Luma Pictures Scales with AWS for “Spider-Man: Far From Home”
Luma Pictures regularly contributes impressive visual effects for tentpole features, from superhero blockbusters and family-friendly fantasy to sci-fi thrillers, including recent films like “Once Upon a Time in Hollywood,” “Captain Marvel,” and “Jojo Rabbit.” Surprisingly, the studio is able to deliver this work with a modest headcount of roughly 200 artists across its Santa Monica headquarters and Melbourne location. To keep pace with much larger VFX facilities and deliver standout work across genres, Luma prioritizes technological innovation, placing a heavy focus on automation and adopting new transformative tools.
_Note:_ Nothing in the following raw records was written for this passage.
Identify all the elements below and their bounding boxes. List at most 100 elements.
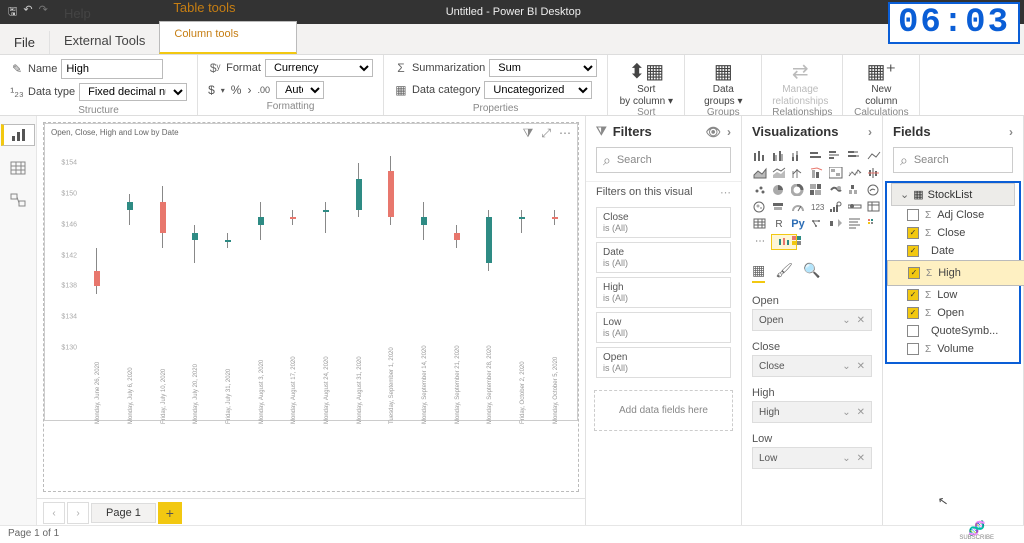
viz-type-2[interactable] [790, 149, 806, 163]
add-page-btn[interactable]: + [158, 502, 182, 524]
viz-type-0[interactable] [752, 149, 768, 163]
viz-type-3[interactable] [809, 149, 825, 163]
undo-icon[interactable]: ↶ [23, 3, 32, 22]
filter-icon[interactable]: ⧩ [523, 126, 534, 141]
viz-type-13[interactable] [866, 166, 882, 180]
chevron-down-icon[interactable]: ⌄ [842, 453, 850, 464]
field-quotesymb---[interactable]: QuoteSymb... [887, 322, 1019, 340]
more-icon[interactable]: ⋯ [559, 126, 571, 141]
fields-search[interactable]: Search [893, 147, 1013, 173]
viz-type-15[interactable] [771, 183, 787, 197]
eye-icon[interactable]: 👁 [706, 125, 721, 139]
filters-dropzone[interactable]: Add data fields here [594, 390, 733, 431]
field-adj-close[interactable]: ΣAdj Close [887, 206, 1019, 224]
file-menu[interactable]: File [0, 31, 50, 54]
viz-type-19[interactable] [847, 183, 863, 197]
candlestick-visual[interactable]: Open, Close, High and Low by Date ⧩ ⤢ ⋯ … [44, 123, 578, 421]
data-category-select[interactable]: Uncategorized [484, 81, 592, 99]
checkbox-icon[interactable] [907, 343, 919, 355]
remove-icon[interactable]: ✕ [857, 361, 865, 372]
remove-icon[interactable]: ✕ [857, 453, 865, 464]
filter-low[interactable]: Lowis (All) [596, 312, 731, 343]
viz-type-4[interactable] [828, 149, 844, 163]
viz-type-10[interactable] [809, 166, 825, 180]
field-close[interactable]: ΣClose [887, 224, 1019, 242]
checkbox-icon[interactable] [907, 209, 919, 221]
well-high[interactable]: High⌄✕ [752, 401, 872, 423]
viz-type-32[interactable] [828, 217, 844, 231]
viz-type-5[interactable] [847, 149, 863, 163]
next-page-btn[interactable]: › [67, 502, 89, 524]
viz-type-31[interactable] [809, 217, 825, 231]
field-date[interactable]: Date [887, 242, 1019, 260]
chevron-down-icon[interactable]: ⌄ [842, 315, 850, 326]
filters-section-more[interactable]: ⋯ [720, 186, 731, 199]
viz-palette-icon[interactable] [790, 234, 806, 248]
summarization-select[interactable]: Sum [489, 59, 597, 77]
field-high[interactable]: ΣHigh [887, 260, 1024, 286]
checkbox-icon[interactable] [907, 325, 919, 337]
viz-type-34[interactable] [866, 217, 882, 231]
viz-type-33[interactable] [847, 217, 863, 231]
decimal-places[interactable]: Auto [276, 81, 324, 99]
viz-type-22[interactable] [771, 200, 787, 214]
viz-type-17[interactable] [809, 183, 825, 197]
viz-type-20[interactable] [866, 183, 882, 197]
viz-type-11[interactable] [828, 166, 844, 180]
model-view-icon[interactable] [7, 190, 29, 210]
well-low[interactable]: Low⌄✕ [752, 447, 872, 469]
thousands-btn[interactable]: › [247, 83, 251, 97]
viz-type-30[interactable]: Py [790, 217, 806, 231]
filter-open[interactable]: Openis (All) [596, 347, 731, 378]
viz-type-14[interactable] [752, 183, 768, 197]
field-volume[interactable]: ΣVolume [887, 340, 1019, 358]
viz-type-27[interactable] [866, 200, 882, 214]
prev-page-btn[interactable]: ‹ [43, 502, 65, 524]
viz-type-21[interactable] [752, 200, 768, 214]
viz-type-35[interactable]: ⋯ [752, 234, 768, 248]
viz-type-12[interactable] [847, 166, 863, 180]
filter-close[interactable]: Closeis (All) [596, 207, 731, 238]
table-stocklist[interactable]: ⌄▦StockList [891, 183, 1015, 206]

This approach enables Luma to optimize its greatest asset – artistic talent.
Deadline render management software, developed by AWS Thinkbox, has been a key piece of Luma’s pipeline since it was implemented in 2013, shortly after the Melbourne studio was opened. Deadline allows Luma to share render workloads between sites, ensuring that on-premises resources are fully utilized. With the rise of cloud computing in VFX, Deadline now also provides a path to rendering in the cloud, with a simple and familiar user interface that depicts cloud-based and local resources for streamlined compute management.
Luma has used the cloud for burst rendering on many projects, but first leveraged Amazon Elastic Compute Cloud (EC2) resources for VFX work on “Spider-Man: Far From Home.” Luma Head of Software Chad Dombrova and his development operations engineers found the process of configuring Luma’s infrastructure to utilize AWS compute to be quite straightforward, in part thanks to Amazon Route 53 scalable Domain Name Service (DNS), which allowed them to integrate between on-premises and AWS resources. They were also able to customize stock Amazon Machine Images (AMIs) to their required specifications using the Dynamic Host Configuration Protocol (DHCP) options sets or instance user data, among other features.
“No matter how much we optimize our local resources, we’ll experience peaks and valleys in farm utilization depending on where we are in production. With cloud-based resources, you turn a static resource into a variable, then you just solve for time. Instead of trying to figure out how many render days we need to deliver a job, we can determine how many instances it will take to deliver that job by the deadline, then we can spin up those resources,” said Dombrova. “One of the really interesting things we discovered about using Amazon EC2 resources is that the CPUs were extremely fast. We found the AWS C5 instances to be about 30 percent faster than the comparable resources we used in the past.”
Based on Luma’s experience with AWS for “Spider-Man: Far From Home” and an impending relocation of the Santa Monica studio, it’s begun eyeing a full Studio in the Cloud workflow, with rendering, storage and virtual workstations to all run on AWS in the cloud. Dombrova shared, “We’re just moving down the street but it’s still an incredibly complex process. We have a lot of legacy infrastructure and that prompted a discussion of whether we want to move all those on-prem resources or if this is the moment we move into the cloud, so I put together a spreadsheet for a total cost of ownership calculation and determined that once the current machines age out, it doesn’t make sense to buy any more.”
As Luma dives deeper into using AWS in the cloud for VFX production, Dombrova looks forward to collaborating with AWS on integrating optimization features; he concluded, “I’d love to see a globally distributed and federated file system as an option for Studio in the Cloud, and I think machine learning could be very useful for data tagging, determining ideal instance specifications for a job, and tiering storage based on when a file was last accessed. Going cloud-native is an exciting proposition and if that’s where we were now, our move would be a walk across the street.”